One of the main advantages of the proposed method, compared to other methods, which measure concentrations in vivo, is that it does not require a priori knowledge regarding the tissue anatomical and optical properties. It is true that measuring the concentrations of amyloid beta and α- tau directly from a collected CSF sample will probably result in a better accuracy. However, this will require performing a lumbar puncture procedure. In our method, as opposed to the lumbar puncture, there is no need to penetrate the dura and collect CSF samples, and the risks and side effects are significantly reduced.
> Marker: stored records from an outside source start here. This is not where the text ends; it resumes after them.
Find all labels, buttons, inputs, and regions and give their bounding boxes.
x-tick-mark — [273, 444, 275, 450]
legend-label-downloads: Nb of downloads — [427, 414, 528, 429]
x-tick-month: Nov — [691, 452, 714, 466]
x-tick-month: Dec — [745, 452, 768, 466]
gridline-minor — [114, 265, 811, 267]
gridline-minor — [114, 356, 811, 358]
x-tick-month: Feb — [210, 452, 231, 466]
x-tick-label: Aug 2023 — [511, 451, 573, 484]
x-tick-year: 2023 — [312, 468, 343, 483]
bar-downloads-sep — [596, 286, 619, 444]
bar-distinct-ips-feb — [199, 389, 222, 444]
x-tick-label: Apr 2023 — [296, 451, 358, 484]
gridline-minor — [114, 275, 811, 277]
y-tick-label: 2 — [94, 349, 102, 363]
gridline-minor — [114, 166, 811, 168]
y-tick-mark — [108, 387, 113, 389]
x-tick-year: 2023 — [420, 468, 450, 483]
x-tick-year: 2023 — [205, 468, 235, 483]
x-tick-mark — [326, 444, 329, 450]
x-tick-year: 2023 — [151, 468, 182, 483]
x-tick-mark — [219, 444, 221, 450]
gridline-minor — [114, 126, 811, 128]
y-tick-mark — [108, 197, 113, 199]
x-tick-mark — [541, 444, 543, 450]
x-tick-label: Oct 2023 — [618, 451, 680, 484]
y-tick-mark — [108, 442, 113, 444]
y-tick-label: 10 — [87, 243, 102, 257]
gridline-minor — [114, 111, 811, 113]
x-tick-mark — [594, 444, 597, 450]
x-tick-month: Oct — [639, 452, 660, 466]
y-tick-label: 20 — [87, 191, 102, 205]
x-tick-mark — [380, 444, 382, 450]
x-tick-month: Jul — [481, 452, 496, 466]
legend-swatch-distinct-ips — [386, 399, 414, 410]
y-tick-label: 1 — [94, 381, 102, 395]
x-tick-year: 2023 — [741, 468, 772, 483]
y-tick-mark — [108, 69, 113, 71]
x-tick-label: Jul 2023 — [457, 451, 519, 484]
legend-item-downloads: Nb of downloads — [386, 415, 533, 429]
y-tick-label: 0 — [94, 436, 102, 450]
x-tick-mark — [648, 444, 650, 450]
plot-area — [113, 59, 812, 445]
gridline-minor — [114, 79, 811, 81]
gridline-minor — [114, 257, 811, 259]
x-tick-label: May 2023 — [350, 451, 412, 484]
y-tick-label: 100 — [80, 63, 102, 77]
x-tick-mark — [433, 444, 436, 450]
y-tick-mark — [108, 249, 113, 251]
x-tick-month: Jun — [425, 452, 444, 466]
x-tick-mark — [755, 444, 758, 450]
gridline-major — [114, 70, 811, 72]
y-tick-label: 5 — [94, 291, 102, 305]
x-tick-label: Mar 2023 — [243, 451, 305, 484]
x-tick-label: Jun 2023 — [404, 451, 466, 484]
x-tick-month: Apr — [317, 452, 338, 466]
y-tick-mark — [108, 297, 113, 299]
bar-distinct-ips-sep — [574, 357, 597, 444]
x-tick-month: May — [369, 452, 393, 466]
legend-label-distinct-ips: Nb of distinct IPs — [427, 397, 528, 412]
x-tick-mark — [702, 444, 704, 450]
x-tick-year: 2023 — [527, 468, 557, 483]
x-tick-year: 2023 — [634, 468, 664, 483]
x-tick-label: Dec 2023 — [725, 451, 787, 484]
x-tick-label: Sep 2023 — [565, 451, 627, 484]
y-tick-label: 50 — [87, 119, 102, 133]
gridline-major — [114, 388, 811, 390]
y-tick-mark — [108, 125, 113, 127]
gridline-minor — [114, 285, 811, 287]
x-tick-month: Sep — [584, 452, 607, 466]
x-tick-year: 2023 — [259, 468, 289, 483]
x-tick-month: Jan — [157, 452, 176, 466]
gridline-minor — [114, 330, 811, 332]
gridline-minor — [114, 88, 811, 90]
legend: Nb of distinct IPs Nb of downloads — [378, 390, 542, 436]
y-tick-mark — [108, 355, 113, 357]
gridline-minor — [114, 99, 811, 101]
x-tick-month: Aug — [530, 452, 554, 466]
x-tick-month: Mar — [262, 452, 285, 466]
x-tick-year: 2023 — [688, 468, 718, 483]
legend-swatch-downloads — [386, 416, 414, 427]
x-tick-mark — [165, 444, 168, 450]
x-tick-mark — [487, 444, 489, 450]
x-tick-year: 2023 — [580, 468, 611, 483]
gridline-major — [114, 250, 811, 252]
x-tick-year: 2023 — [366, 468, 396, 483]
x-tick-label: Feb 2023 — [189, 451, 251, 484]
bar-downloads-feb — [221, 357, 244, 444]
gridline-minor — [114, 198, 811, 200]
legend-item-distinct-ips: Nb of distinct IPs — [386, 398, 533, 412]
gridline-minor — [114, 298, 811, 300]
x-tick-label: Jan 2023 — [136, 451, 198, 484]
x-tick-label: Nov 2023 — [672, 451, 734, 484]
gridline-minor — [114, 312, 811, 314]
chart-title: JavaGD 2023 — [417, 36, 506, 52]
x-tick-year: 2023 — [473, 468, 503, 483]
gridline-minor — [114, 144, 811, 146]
These risks may be further reduced by adding a feedback system to our method, which will provide real-time information regarding the location of the needle and its distance from the dura matter and the CSF. This feedback system, as we have shown, is based on the time-resolved intensity curves, by extracting the values of tmax and the slope, thus enabling accurate estimation of the absolute value of the needle distance from the CSF. The accuracy of the estimation may be increased by taking multiple time-resolved intensity measurements during the insertion of the needle into the lumbar section. The needle distance may then be estimated without a priori knowledge of the tissue’s optical properties.
In addition, once a fluorescence signal is detected, with a sufficient intensity that ensures a good signal to noise ratio, further insertion of the needle may be stopped. The system will evaluate the concentration ratio and the needle distance from the CSF and may indicate to the physician how to continue. If the distance is big enough and the signal to noise ratio is still poor, the system will indicate to the user to continue to push in the needle. In case that the estimated distance between the needle and the CSF is too small the system will indicate the physician to stop additional insertion in order to reduce the risk of dura penetration. We demonstrated the ability to accurately estimate the concentration ration of two fluorescent probes underlying a tissue with a thickness of up to 5 mm. Therefore, we assume that the system may alert the user of being close to the dura in an estimated distance of 3 mm, thus avoiding penetration of the dura even with distance estimation errors of several hundreds of percent but with estimating the concertation ratio with a rather high accuracy.